Ainsi, M. Christian Jacob, fin juin 2015, s’adressant au Premier ministre lors du débat relatif à la loi Macron, précisément, a notamment déclaré : « On se souviendra de vous ici comme le Premier ministre  qui a humilié et trahi sa majorité, qui a violenté le Parlement et notre Constitution pour un tout petit dessein : se maintenir coûte que coûte à Matignon.»

De tels propos émanant d’un dirigeant se réclamant du gaullisme a de quoi surprendre. Car, en effet, s’il est exact que l’ancien président de la République, M. Nicolas Sarkozy, a réduit les possibilités de recourir à la procédure de l’article 49-3 lors de la vingt-quatrième révision de la Constitution en 2008, cette faculté, pièce maîtresse du parlementarisme rationalisé introduit par le Constituant de 1958, a permis à de nombreuses reprises à différents gouvernements de droite, du centre et de gauche de faire adopter sans vote de nombreux textes.

En vérité, le recours à l’article 49-3 ne mérite ni l’excès d’indignité ni l’excès d’honneur dont il fait généralement l’objet lors des débats qui y sont consacrés.

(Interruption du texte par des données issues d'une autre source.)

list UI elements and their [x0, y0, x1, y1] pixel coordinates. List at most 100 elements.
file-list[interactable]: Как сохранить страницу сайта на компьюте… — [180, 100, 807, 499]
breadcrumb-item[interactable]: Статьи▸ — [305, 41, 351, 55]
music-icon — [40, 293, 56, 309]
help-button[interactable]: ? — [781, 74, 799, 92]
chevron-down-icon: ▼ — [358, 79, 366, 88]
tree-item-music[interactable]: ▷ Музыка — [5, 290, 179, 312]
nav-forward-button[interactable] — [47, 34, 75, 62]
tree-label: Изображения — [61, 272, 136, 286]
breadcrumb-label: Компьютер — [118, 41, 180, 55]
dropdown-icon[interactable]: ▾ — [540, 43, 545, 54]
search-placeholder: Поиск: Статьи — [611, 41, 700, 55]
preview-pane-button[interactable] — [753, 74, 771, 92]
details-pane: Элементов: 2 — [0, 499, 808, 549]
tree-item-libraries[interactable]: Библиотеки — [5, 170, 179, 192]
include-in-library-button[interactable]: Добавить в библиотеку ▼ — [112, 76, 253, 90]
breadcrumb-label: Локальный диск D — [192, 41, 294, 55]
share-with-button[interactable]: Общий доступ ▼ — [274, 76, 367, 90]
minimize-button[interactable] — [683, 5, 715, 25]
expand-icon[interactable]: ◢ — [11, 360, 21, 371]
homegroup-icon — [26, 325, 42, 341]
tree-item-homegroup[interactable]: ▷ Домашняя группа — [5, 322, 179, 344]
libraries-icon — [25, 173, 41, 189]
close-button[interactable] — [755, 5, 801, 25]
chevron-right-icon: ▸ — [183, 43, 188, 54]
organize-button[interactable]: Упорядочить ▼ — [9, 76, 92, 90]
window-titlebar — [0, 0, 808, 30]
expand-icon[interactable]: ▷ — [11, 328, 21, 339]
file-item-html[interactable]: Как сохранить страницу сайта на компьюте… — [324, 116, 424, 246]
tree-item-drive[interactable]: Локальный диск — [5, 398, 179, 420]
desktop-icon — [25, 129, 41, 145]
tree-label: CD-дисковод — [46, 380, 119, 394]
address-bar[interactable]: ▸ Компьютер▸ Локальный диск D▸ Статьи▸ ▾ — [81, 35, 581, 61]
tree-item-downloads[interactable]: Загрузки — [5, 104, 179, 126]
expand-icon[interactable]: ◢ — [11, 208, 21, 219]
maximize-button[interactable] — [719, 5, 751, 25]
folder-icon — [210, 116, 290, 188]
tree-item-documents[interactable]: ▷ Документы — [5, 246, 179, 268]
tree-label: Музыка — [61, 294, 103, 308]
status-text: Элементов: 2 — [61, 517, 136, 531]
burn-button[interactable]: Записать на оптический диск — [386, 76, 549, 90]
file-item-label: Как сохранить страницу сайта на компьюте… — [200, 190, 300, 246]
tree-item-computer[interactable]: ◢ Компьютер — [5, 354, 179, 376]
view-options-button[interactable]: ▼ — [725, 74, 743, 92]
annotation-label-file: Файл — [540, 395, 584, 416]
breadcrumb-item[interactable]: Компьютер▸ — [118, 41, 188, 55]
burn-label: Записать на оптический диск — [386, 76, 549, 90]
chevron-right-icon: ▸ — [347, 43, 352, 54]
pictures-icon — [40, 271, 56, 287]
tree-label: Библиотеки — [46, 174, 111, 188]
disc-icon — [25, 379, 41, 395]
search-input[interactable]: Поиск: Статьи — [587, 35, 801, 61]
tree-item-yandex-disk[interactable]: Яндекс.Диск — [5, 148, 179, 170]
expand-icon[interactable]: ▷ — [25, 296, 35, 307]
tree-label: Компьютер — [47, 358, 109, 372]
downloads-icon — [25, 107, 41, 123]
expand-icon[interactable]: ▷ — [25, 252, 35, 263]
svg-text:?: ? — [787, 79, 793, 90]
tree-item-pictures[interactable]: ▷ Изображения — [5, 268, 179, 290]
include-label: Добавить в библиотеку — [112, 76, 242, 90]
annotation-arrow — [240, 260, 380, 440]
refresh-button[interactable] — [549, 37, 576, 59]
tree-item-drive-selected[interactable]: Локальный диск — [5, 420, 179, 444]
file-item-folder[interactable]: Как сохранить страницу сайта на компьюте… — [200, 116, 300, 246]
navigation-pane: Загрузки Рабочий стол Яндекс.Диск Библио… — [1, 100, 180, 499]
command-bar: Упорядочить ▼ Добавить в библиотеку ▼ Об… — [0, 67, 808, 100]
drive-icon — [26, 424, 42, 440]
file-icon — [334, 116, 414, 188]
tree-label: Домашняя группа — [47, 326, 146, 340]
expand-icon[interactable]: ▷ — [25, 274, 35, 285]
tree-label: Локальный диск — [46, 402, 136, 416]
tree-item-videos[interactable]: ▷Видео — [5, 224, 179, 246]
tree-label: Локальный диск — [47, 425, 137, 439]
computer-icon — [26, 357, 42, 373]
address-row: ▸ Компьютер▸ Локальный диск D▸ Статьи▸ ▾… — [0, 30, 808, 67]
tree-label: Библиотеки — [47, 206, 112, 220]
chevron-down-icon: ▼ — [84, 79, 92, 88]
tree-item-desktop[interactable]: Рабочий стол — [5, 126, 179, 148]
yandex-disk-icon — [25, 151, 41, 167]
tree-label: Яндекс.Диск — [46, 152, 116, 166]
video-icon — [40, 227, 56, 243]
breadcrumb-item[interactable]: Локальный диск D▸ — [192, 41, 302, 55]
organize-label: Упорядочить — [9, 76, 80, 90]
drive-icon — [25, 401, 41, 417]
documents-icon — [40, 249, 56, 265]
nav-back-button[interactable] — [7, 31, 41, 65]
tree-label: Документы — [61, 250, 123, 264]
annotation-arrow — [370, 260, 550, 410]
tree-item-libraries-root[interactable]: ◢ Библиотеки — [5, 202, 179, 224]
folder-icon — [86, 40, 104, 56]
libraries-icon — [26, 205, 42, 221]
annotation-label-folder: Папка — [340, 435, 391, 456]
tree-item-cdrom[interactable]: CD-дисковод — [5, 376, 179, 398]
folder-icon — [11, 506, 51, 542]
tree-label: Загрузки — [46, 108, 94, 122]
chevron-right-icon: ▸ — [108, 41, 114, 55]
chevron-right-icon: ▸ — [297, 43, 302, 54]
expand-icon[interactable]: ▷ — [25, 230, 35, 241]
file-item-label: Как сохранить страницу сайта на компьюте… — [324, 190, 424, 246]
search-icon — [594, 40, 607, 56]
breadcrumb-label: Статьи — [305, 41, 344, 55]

En l’état actuel des choses, il est cependant permis de faire les observations suivantes :

Le recours à cet article doit demeurer, sinon d’un usage exceptionnel, d’un usage modéré. Il doit intervenir au terme de procédures et de débats qui doivent être les uns et les autres particulièrement riches. Il doit être de nature à rasséréner les esprits et éviter des débordements excessifs susceptibles de dénaturer le sens d’un texte et l’esprit d’un projet ou d’une réforme. A cet égard, il peut se présenter comme une arme efficace contre ceux qui s’efforcent de faire obstruction et de bloquer le jeu parlementaire.

Or, dans les faits, la procédure est demeurée assez exceptionnelle depuis le début du quinquennat. En l’espèce, s’agissant de la loi Macron, on ne peut vraiment pas dire qu’il n’y a pas eu de débat. Le recours à l’article 49-3 n’est intervenu qu’au terme de plusieurs mois de débats souvent passionnés, l’examen d’un nombre considérable d’amendements et l’ajout d’un nombre également considérable d’articles. Une réserve peut être cependant émise s’agissant du deuxième recours à cette procédure au début du deuxième examen du texte par l’Assemblée nationale dans la mesure où des dispositions nouvelles introduites après le passage devant le Sénat ont pu être adoptées sans avoir fait l’objet d’un débat. Il est évident que cela doit être en tout état de cause proscrit car il n’est pas acceptable que des dispositions non examinées puissent être adoptées sans vote.

En revanche, dans l’hypothèse où nous nous  dirigerions vers ce que j’appelle de mes vœux, à savoir l’instauration d’une authentique démocratie pluraliste fondée sur la recherche de consensus par l’émergence de majorités d’idées voire de majorités de projets, il conviendrait de conserver voire de renforcer le recours à l’article 49-3 afin d’éviter l’enlisement et le blocage, autrement dit le retour à un régime d’assemblée.